A Phase I/II Clinical Trial of LBL-034 in Patients With Relapsed Refractory Multiple Myeloma

Overview

This is a single-arm, open-label, multicenter, dose-escalation, and dose-expansion phase I/II clinical study to evaluate the safety, tolerability, pharmacokinetics, immunogenicity, and efficacy of LBL-034 in patients with Relapsed/Refractory Multiple Myeloma (R/R MM).

Description

A multicenter, open-label, phase I/II clinical study to evaluate the safety, tolerability, pharmacokinetics, and efficacy of LBL-034 in patients with relapsed/refractory multiple myeloma.

This trial includes two parts: phase I and phase IIa study.

The dose escalation and dose expansion studies for LBL-034 will be conducted in the phase I study to evaluate safety, tolerability and determine RP2D.

The efficacy of LBL-034 in the treatment of R/R MM and R/R leukaemia plasmacytic (plasma cell leukemia, PCL) will be evaluated in Phase IIa study.Phase IIa clinical study will be conducted after obtaining the RP2D.Determine the specific dosing regimen in Phase IIa based on the safety, PK and other data from Phase I clinical studies.Phase IIa clinical study includes 4 cohorts.This trial requires collection of biological samples from all subjects for relevant testing.
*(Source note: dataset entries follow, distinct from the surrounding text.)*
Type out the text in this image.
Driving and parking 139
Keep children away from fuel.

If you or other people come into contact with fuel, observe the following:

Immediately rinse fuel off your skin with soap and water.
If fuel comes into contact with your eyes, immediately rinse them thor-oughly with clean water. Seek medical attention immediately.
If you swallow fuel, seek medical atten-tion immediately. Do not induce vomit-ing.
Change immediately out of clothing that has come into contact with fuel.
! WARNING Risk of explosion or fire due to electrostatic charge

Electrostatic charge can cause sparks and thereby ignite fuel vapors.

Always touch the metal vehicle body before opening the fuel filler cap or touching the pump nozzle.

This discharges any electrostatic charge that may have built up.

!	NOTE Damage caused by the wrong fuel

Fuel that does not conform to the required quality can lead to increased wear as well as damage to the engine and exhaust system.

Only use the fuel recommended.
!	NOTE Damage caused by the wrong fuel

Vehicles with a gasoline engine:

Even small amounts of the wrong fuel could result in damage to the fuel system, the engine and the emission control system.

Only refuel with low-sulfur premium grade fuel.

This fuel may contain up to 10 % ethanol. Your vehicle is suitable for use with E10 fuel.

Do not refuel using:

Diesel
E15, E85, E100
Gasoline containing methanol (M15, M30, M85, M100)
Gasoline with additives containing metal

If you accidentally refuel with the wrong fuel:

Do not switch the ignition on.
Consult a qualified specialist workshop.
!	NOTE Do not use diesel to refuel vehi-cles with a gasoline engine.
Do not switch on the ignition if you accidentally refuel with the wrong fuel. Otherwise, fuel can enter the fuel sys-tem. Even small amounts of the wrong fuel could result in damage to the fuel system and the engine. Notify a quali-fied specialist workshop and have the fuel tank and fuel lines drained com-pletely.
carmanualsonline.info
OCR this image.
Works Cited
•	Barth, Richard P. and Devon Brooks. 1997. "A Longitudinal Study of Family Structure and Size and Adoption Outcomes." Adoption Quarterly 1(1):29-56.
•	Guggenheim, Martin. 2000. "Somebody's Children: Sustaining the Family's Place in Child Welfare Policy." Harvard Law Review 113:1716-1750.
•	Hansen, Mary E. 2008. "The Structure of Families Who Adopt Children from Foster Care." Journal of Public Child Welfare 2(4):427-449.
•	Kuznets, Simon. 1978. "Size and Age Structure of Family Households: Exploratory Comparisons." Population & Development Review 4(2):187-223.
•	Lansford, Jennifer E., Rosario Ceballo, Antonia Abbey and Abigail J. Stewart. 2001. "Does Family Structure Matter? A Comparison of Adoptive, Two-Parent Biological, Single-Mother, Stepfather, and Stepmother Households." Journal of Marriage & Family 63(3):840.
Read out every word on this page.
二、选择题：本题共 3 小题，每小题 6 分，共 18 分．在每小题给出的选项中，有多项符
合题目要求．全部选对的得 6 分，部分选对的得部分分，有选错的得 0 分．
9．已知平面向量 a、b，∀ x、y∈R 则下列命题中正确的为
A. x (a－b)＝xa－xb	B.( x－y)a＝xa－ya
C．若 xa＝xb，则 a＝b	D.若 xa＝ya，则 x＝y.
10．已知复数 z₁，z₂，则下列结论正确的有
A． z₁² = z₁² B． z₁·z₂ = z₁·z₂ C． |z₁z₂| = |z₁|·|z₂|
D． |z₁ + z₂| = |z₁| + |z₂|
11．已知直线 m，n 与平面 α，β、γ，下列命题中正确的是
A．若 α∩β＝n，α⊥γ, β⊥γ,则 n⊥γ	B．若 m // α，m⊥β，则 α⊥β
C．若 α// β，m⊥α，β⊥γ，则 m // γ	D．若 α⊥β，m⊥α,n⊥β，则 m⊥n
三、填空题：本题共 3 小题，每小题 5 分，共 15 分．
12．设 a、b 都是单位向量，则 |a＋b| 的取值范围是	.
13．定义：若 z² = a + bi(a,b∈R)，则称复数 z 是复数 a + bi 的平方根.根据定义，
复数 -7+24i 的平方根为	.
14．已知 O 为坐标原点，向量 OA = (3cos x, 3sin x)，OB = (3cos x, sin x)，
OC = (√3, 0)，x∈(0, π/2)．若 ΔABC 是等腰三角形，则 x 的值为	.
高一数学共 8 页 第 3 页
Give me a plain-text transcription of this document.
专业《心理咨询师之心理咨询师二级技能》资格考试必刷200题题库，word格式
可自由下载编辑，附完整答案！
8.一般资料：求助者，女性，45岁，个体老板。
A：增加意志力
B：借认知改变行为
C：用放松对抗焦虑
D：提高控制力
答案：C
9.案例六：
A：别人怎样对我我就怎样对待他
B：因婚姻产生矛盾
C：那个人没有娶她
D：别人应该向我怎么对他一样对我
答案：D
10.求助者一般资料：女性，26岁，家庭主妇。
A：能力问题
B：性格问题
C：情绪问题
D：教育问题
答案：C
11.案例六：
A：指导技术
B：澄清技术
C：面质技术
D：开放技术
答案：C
This clinical trial will enroll 342 patients in Phase I and Phase IIa studies.

Eligibility

Inclusion Criteria:

1. Agree to follow the trial treatment regimen and visit schedule, voluntarily enroll in the study, and sign the written informed consent form;
2. Age ≥ 18 years at the time of signing the informed consent;
3. Eastern Cooperative Oncology Group (ECOG) Performance Status Scale≤ 1；
4. Documentation of initial diagnosis of multiple myeloma according to IMWG diagnostic criteria；
5. Have a life expectancy of at least 12 weeks；
6. Fertile men and women of childbearing age are willing to take effective contraceptive measures (including abstinence, intrauterine devices, hormonal contraception, and correct use of condoms) from the signing of the informed consent form to 6 months after the last dose of the investigational drug; women of childbearing age include premenopausal women and women who had menopause less than two years ago. Blood pregnancy test results must be negative for women of childbearing age within 7 days prior to the initial dose of the investigational drug.

Exclusion Criteria:

1. Subjects who underwent major organ surgery (excluding needle biopsy) or significant trauma within 4 weeks prior to the initial use of the investigational drug,or require elective surgery during the trial period;
2. Use of immunomodulatory drugs within 14 days prior to the initial use of the investigational drug, including but not limited to thymosin, interleukin-2, and interferon；
3. Systemic use of corticosteroids or other immunosuppressants within 14 days prior to the initial use of the investigational drug;The following conditions are excluded: Treatment with topical, ocular, intra-articular, intranasal, and inhaled corticosteroids; short-term use of glucocorticoids for preventive therapy (e.g., to prevent contrast allergy);
4. Patients with active hepatitis B or C；
5. Subjects with an active infection that currently requires intravenous anti infective therapy;
6. The patient has a Medical history of immunodeficiency, including HIV antibody positive;
7. Women during pregnancy or lactation;
8. The investigator believes that the subject has other conditions that may affect compliance or are not suitable for participating in this study.